Traversing time, space and genre, Argentinian filmmaker Lisandro Alonso presents an elliptical meditation on the experiences of indigenous communities across the Americas. Opening in a dusty town of the Old West, reality soon transitions to contemporary South Dakota’s Pine Ridge Reservation before finally landing in the jungles of 1970s Brazil. As the triptych unfolds, each temporal and spatial shift provokes metaphysical questions about colonial influence on native peoples and the ever-present tensions between indigeneity and the Western world. Featuring three-time Academy Award nominee Viggo Mortensen, EUREKA is a graceful refraction of history and place, marking it Alonso’s “most expansive and ambitious film to date” (Screen Anarchy).

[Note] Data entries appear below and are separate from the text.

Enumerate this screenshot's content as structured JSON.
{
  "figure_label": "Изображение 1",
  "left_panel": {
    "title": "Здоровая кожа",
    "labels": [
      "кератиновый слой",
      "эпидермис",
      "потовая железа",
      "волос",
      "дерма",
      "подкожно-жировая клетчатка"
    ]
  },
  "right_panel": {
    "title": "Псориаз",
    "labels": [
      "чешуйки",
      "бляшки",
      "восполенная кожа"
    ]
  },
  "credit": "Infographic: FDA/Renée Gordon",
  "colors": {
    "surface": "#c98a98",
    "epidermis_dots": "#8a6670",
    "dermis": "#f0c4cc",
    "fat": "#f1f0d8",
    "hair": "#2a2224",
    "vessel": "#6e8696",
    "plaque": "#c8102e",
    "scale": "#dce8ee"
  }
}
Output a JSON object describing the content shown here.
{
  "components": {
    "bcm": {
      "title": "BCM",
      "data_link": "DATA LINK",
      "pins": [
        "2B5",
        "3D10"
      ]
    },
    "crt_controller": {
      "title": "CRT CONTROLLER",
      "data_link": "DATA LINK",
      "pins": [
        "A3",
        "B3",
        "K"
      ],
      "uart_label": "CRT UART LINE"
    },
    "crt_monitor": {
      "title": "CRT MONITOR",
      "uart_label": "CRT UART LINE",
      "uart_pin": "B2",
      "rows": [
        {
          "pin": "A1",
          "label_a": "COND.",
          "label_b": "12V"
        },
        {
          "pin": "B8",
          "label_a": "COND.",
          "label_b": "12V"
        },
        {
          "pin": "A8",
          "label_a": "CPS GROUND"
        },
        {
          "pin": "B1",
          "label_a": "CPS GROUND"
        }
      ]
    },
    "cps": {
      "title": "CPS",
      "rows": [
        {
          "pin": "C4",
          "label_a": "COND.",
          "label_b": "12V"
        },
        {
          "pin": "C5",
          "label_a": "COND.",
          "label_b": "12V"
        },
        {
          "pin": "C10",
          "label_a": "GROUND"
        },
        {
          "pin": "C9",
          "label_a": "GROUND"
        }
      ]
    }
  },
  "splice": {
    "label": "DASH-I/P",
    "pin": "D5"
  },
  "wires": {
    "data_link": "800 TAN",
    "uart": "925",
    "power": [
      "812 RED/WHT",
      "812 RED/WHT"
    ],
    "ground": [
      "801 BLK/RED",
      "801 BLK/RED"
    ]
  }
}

DIRECTOR BIOGRAPHY: LISANDRO ALONSO
Born in 1975 in Buenos Aires, Alonso studied for three years at the Universidad del Cine. After co-directing his first short film Dos En La Vereda in 1995, he worked as an assistant director and sound designer until 2000. His first feature film, La Libertad, which focuses on the relationship between a lonely lumberjack and his environment, premiered at the Cannes Film festival, Un Certain Regard. After creating his own production company 4L, Alonso returned to Cannes in 2004 with Los Muertos, which premiered in the Directors Fortnight. Two years later, he completed his trilogy with Fantasma. In 2008, the director decided to lean toward a more fictional approach with Liverpool, following a young sailor looking for his mother in the lost villages of Tierra del Fuego. Five years later, Jauja, set in 19th century Denmark and Argentina and starring Viggo Mortensen, won the FIPRESCI award in the Un Certain Regard section at the Cannes Film Festival.